So, now she’s in a locked geri-Psych unit. My mother is a very quiet person. She doesn’t watch TV, listen to music, go out and socialize very much. She won’t play games or puzzles, do crafts, etc. She just sits there in her quiet apartment day after day, hour after hour. The sounds of neighbors using power equipment, playing music outdoors, or even her upstairs neighbor walking back and forth (Mom’s ceiling creaks) drive her crazy. Sunday, I sat with her for four hours (I’m not allowed in her room, so we can only visit in common areas) and there were two patients who would NOT sit in their chairs, so their alarms were beeping CONSTANTLY and loudly. One was a belligerent woman who kept yelling and swearing at staffers who tried to make her sit, and the staffers got exasperated and began raising their voices. The man finally got off his chair, removed the alarm and started to take it apart as it beeped. When a staffer tried to take it away from him, he began screaming for help, saying he was being robbed. Then staffers were trying to trade other items for the alarm and the man was having none of it. Another man decided he was not going to wear pants, was out in the hallway with just a gaping diaper on and he kept removing the blanket that covered him, exposing his private parts through the gap. They finally removed him, but the way they did it was unconscionable - they wheeled him out on his recliner, stopped in front of where we were sitting, picked him up under the armpits and DRAGGED him into the isolation room. The adolescent psych unit is across the hall, and a girl escaped from that unit and ran screaming right up to the doors to geri-psych screaming, “HELP ME!” It took several minutes for them to subdue and quiet her out in the hall, so we listened to the screaming for at least 5 minutes. Need I tell you that after all of that, my mother was convinced that we were going to be killed?! She wanted to go to her bed and just wait for what was coming.
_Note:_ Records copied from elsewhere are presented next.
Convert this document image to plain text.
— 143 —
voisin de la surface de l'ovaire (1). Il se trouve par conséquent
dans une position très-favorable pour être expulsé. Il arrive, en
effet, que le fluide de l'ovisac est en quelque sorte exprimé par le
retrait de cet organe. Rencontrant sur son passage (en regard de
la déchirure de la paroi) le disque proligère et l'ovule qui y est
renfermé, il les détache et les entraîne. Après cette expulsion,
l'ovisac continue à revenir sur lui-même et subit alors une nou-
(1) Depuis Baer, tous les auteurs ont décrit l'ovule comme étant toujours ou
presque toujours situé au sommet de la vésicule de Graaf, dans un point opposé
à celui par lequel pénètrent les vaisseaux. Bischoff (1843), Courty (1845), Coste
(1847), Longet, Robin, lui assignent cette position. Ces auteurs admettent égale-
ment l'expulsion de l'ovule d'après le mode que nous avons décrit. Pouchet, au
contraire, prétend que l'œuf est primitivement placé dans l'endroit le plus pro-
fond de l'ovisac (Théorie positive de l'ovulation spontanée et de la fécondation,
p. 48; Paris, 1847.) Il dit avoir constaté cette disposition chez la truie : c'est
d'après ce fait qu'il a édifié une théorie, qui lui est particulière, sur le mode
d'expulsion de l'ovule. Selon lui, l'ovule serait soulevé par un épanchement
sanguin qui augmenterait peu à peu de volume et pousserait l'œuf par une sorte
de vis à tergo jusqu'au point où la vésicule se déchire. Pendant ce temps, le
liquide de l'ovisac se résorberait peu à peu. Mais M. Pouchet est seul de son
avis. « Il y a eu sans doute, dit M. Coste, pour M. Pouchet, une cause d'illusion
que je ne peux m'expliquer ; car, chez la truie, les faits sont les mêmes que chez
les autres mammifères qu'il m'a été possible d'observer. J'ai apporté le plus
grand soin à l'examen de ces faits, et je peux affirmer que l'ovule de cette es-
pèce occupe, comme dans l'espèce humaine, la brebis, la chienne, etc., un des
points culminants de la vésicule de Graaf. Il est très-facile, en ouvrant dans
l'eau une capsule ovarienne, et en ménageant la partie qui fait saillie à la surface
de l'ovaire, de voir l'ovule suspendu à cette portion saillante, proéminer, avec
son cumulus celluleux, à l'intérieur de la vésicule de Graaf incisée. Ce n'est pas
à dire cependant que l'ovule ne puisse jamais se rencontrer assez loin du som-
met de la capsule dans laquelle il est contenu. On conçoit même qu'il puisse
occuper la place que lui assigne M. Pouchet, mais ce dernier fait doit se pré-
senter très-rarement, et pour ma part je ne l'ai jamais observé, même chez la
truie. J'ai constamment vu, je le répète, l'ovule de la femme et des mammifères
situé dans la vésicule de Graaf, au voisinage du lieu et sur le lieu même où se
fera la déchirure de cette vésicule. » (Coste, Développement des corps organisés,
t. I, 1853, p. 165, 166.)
Yes, I reported all of this to the PA and social worker immediately and said told them that this is NO environment for my mother! Any issues that she arrived with are going to be worse after being exposed to all of this. And what’s worse ... visiting hours during the week are only 5:00 - 7:00pm, so she has to wait almost 24 hours to see me again, and I’m the only comfort she has!

So, as of yesterday, they said that when they’ve met her she is pleasant, compliant and conversational. They see none of the behaviors that I had listed that take place at home. They have no reason to keep her and will release her tomorrow, undiagnosed. Interestingly, they have never met with me, we have only had short phone conversations. Yesterday, the social worker told me that she was unable to even order my mother to hire help in “because your mother tells me there are a lot of people she can call in her building for help, that she has many friends who visit, help her and bring her food.” I said, “That’s BS! There are 28 apartments of elderly and disabled people, but they are all like her! There is one woman who visits daily for 5 minutes and brings her a slice of pie or something occasionally, and she is 81 years old with her own health issues. Last week when it was 95 degrees outside, I called her at 3 pm and she said she was about to pass out from the heat, she couldn’t figure out how to turn on the A/C or fan. She had been sitting in that heat ALL DAY not drinking water, not calling any of those ‘friends’ for help, but she wanted me to drive an hour to turn it on for her! I called the 81 year old and asked her to go turn on the A/C. And I’m tired of bothering that woman, but my mother would be furious if I called anyone else!” Oh, well, the social worker didn’t know that was going on.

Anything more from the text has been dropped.